Dosya kapsamı, mevcut delil durumu ve ileri sürülen istinaf sebepleri dikkate alındığında mahkemenin vakıa ve hukuki değerlendirmesinde usul ve esas yönünden yasaya aykırılık bulunmadığı, davalının … ibareli markası ile davacının mesnet … ibareli markaları arasında biçim, renk, grafik unsurlar, düzenleme ve tertip tarzı olarak görsel, sesçil ve anlamsal olarak ortalama tüketicileri iltibasa düşürecek derecede bir benzerlik bulunmadığı, markalar arasında 556 sayılı KHK’nın 8/1-b maddesi anlamında iltibas bulunmadığı, kötüniyet hususunun ispat edilemediği, hükümsüzlük koşullarının somut uyuşmazlıkta olmadığı anlaşılmakla, davacı vekilinin istinaf başvurusunun esas yönünden reddine dair hüküm kurmak gerekmiştir.

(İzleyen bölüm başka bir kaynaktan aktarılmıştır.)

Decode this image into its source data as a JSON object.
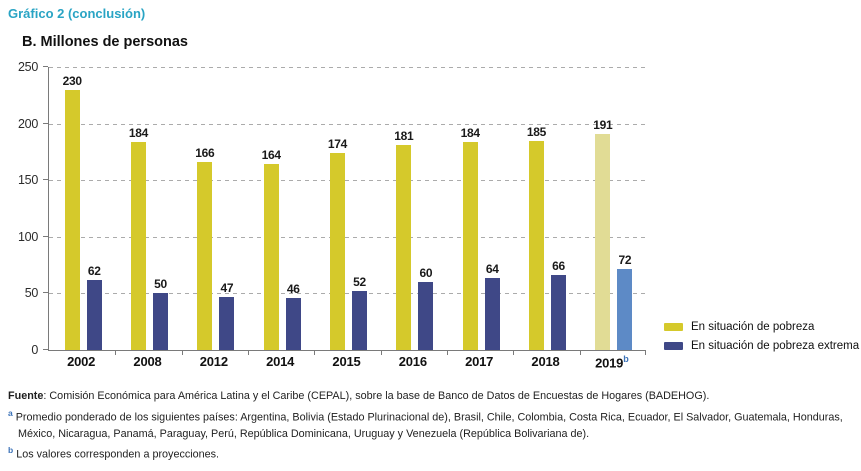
{
  "header": {
    "kicker": "Gráfico 2 (conclusión)"
  },
  "chart_data": {
    "type": "bar",
    "title": "B. Millones de personas",
    "xlabel": "",
    "ylabel": "",
    "categories": [
      "2002",
      "2008",
      "2012",
      "2014",
      "2015",
      "2016",
      "2017",
      "2018",
      "2019"
    ],
    "category_superscript": {
      "index": 8,
      "marker": "b"
    },
    "series": [
      {
        "name": "En situación de pobreza",
        "values": [
          230,
          184,
          166,
          164,
          174,
          181,
          184,
          185,
          191
        ],
        "color": "#d5c92b",
        "projected_color": "#e1dc95"
      },
      {
        "name": "En situación de pobreza extrema",
        "values": [
          62,
          50,
          47,
          46,
          52,
          60,
          64,
          66,
          72
        ],
        "color": "#3f4887",
        "projected_color": "#5d8ac6"
      }
    ],
    "projected_category_index": 8,
    "ylim": [
      0,
      250
    ],
    "yticks": [
      0,
      50,
      100,
      150,
      200,
      250
    ],
    "grid": "horizontal-dashed",
    "legend_position": "right-bottom"
  },
  "footnotes": {
    "source": {
      "label": "Fuente",
      "text": ": Comisión Económica para América Latina y el Caribe (CEPAL), sobre la base de Banco de Datos de Encuestas de Hogares (BADEHOG)."
    },
    "a": {
      "marker": "a",
      "text": "Promedio ponderado de los siguientes países: Argentina, Bolivia (Estado Plurinacional de), Brasil, Chile, Colombia, Costa Rica, Ecuador, El Salvador, Guatemala, Honduras, México, Nicaragua, Panamá, Paraguay, Perú, República Dominicana, Uruguay y Venezuela (República Bolivariana de)."
    },
    "b": {
      "marker": "b",
      "text": "Los valores corresponden a proyecciones."
    }
  },
  "colors": {
    "kicker_teal": "#29a4c4",
    "axis_gray": "#7a7a7a",
    "gridline_gray": "#ababab",
    "footnote_marker_blue": "#3b72b8"
  }
}
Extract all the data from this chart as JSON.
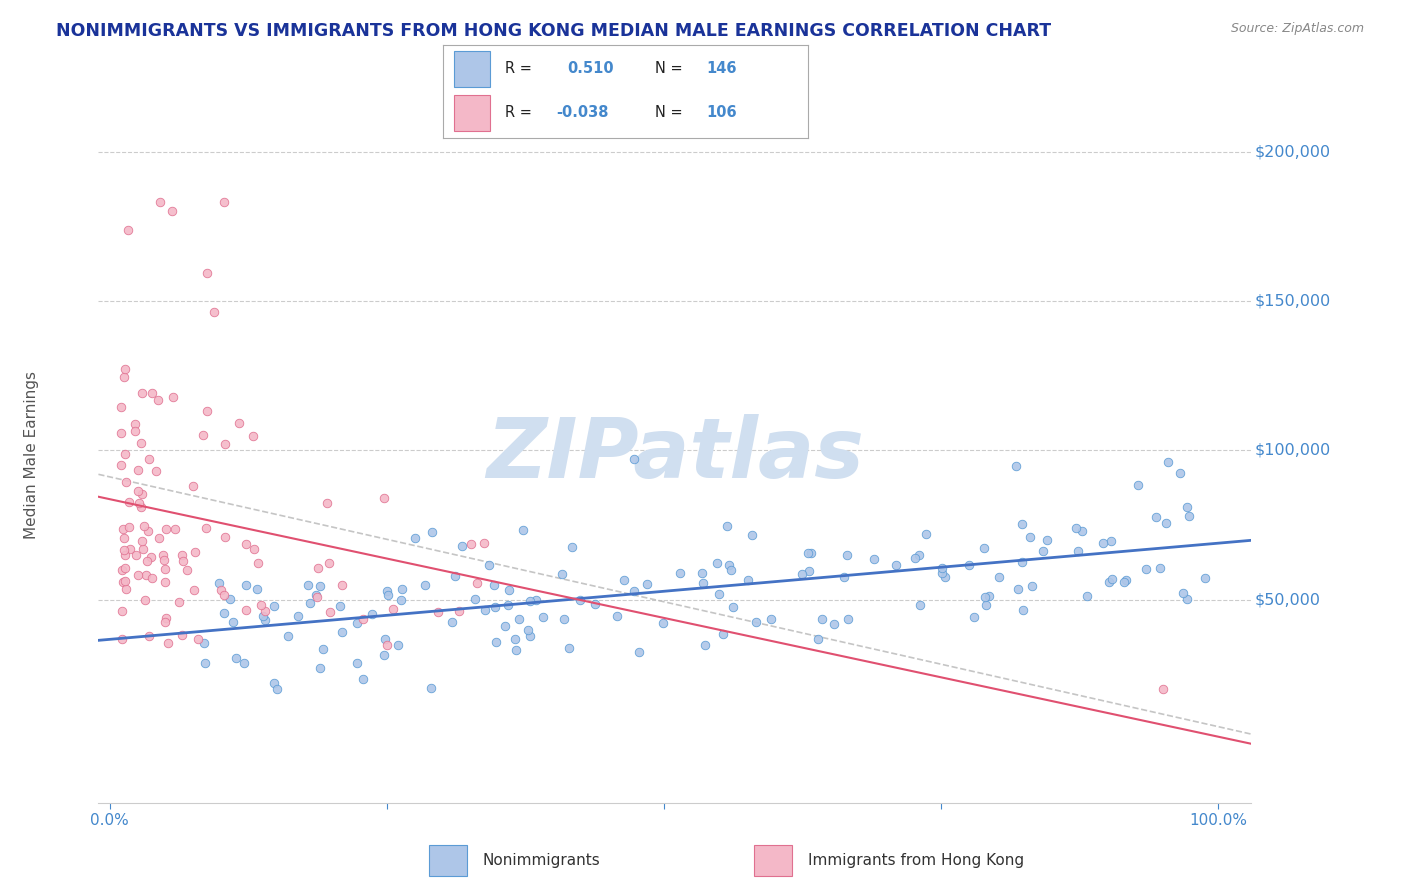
{
  "title": "NONIMMIGRANTS VS IMMIGRANTS FROM HONG KONG MEDIAN MALE EARNINGS CORRELATION CHART",
  "source": "Source: ZipAtlas.com",
  "ylabel": "Median Male Earnings",
  "blue_color": "#aec6e8",
  "blue_edge": "#5b9bd5",
  "pink_color": "#f4b8c8",
  "pink_edge": "#e07090",
  "trend_blue": "#4472c4",
  "trend_pink": "#e05070",
  "trend_gray": "#bbbbbb",
  "watermark": "ZIPatlas",
  "watermark_color": "#d0dff0",
  "title_color": "#1a3399",
  "axis_color": "#4488cc",
  "r1": 0.51,
  "n1": 146,
  "r2": -0.038,
  "n2": 106,
  "xlim": [
    -0.01,
    1.03
  ],
  "ylim": [
    -18000,
    215000
  ],
  "legend_label1": "Nonimmigrants",
  "legend_label2": "Immigrants from Hong Kong"
}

HÜKÜM : Gerekçesi yukarıda belirtildiği üzere;
1-Davacı vekilinin istinaf başvurusunun HMK’nın 353/1-b.1 maddesi gereğince ESASTAN REDDİNE,
2-Alınması gereken 59,30 TL maktu istinaf karar ve ilam harcından, davacı tarafça istinaf başvurusunda yatırılan 44,40 TL istinaf karar ve ilam harcının mahsubu ile bakiye 14,90 TL’nin davacıdan tahsili ile hazineye irat kaydına,
3-İstinaf aşamasında davacı tarafından yapılan yargılama giderlerinin davacı üzerinde bırakılmasına,
4-İstinaf aşamasında duruşma açılmadığından taraflar lehine vekalet ücreti takdirine yer olmadığına,
Dosya üzerinde yapılan inceleme sonucunda oybirliği ile 16/09/2021 tarihinde HMK 361. maddesi uyarınca kararın tebliğinden itibaren iki hafta içerisinde Yargıtay temyiz yolu açık olmak üzere karar verildi.
GEREKÇELİ KARARIN YAZILDIĞI TARİH : 16/09/2021
Başkan
…
Üye
…
Üye
…
Katip
…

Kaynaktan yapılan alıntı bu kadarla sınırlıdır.